Les otages ont été enlevés dans la nuit du 15 au 16 septembre au Niger par Aqmi. — AL-ANADALUS / TV GRAB / AFP

Les sept otages, cinq Français, un Togolais et un Malgache, enlevés dans la nuit du 15 au 16 septembre au Niger par Al-Qaida au Maghreb islamique (Aqmi), ont déjà passé plus d'un mois aux mains de leurs ravisseurs et rien ne laisse supposer un dénouement rapide de la crise. Car si le rapt a bien été revendiqué le 21 septembre, les exigences des preneurs d'otages se font toujours attendre.
Un délai qui s'explique peut-être pour des raisons de sécurité : la zone où les ravisseurs se seraient repliés, le Timétrine (nord-est du Mali), étant régulièrement survolée par des avions de reconnaissance français, notamment. Autre motif de retard : de probables soucis de communication au sein d'Aqmi, « avec l'obligation de consulter les chefs qui sont dans le nord de l'Algérie », voire aussi ceux d'Al-Qaida central, dans la zone pakistano-afghane, selon Jean-Pierre Filiu, professeur à l'Institut d'études politiques.
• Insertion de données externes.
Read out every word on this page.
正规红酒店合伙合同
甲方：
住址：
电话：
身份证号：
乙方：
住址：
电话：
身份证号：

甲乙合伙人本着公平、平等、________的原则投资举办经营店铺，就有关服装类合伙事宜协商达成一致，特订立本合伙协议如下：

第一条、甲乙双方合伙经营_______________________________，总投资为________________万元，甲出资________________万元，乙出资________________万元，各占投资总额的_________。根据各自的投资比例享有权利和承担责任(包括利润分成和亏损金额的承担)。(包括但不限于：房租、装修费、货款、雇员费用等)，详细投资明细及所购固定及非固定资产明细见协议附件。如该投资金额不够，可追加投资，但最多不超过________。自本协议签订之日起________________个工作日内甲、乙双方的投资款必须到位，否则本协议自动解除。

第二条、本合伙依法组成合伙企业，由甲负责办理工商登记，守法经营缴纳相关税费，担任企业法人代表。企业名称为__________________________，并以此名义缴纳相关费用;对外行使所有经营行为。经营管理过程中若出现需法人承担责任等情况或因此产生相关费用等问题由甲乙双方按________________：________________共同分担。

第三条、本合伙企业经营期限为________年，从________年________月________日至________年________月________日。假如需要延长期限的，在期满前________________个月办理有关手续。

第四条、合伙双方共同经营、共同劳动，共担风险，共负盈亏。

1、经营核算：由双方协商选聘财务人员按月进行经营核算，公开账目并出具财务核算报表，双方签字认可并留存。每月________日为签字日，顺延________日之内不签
Mais d'autres canaux peuvent se mettre en place, via des intermédiaires locaux. Un Nigérien serait déjà entré en contact avec les ravisseurs. C'est par lui que l'on aurait appris que la seule femme otage du groupe serait malade. Des médiations qui ont fait leurs preuves lors des précédents rapts d'Occidentaux dans la région. A Paris, les autorités françaises, qui refusent pour l'instant de donner un crédit officiel à ces initiatives, assurent attendre la liste des exigences d'Aqmi.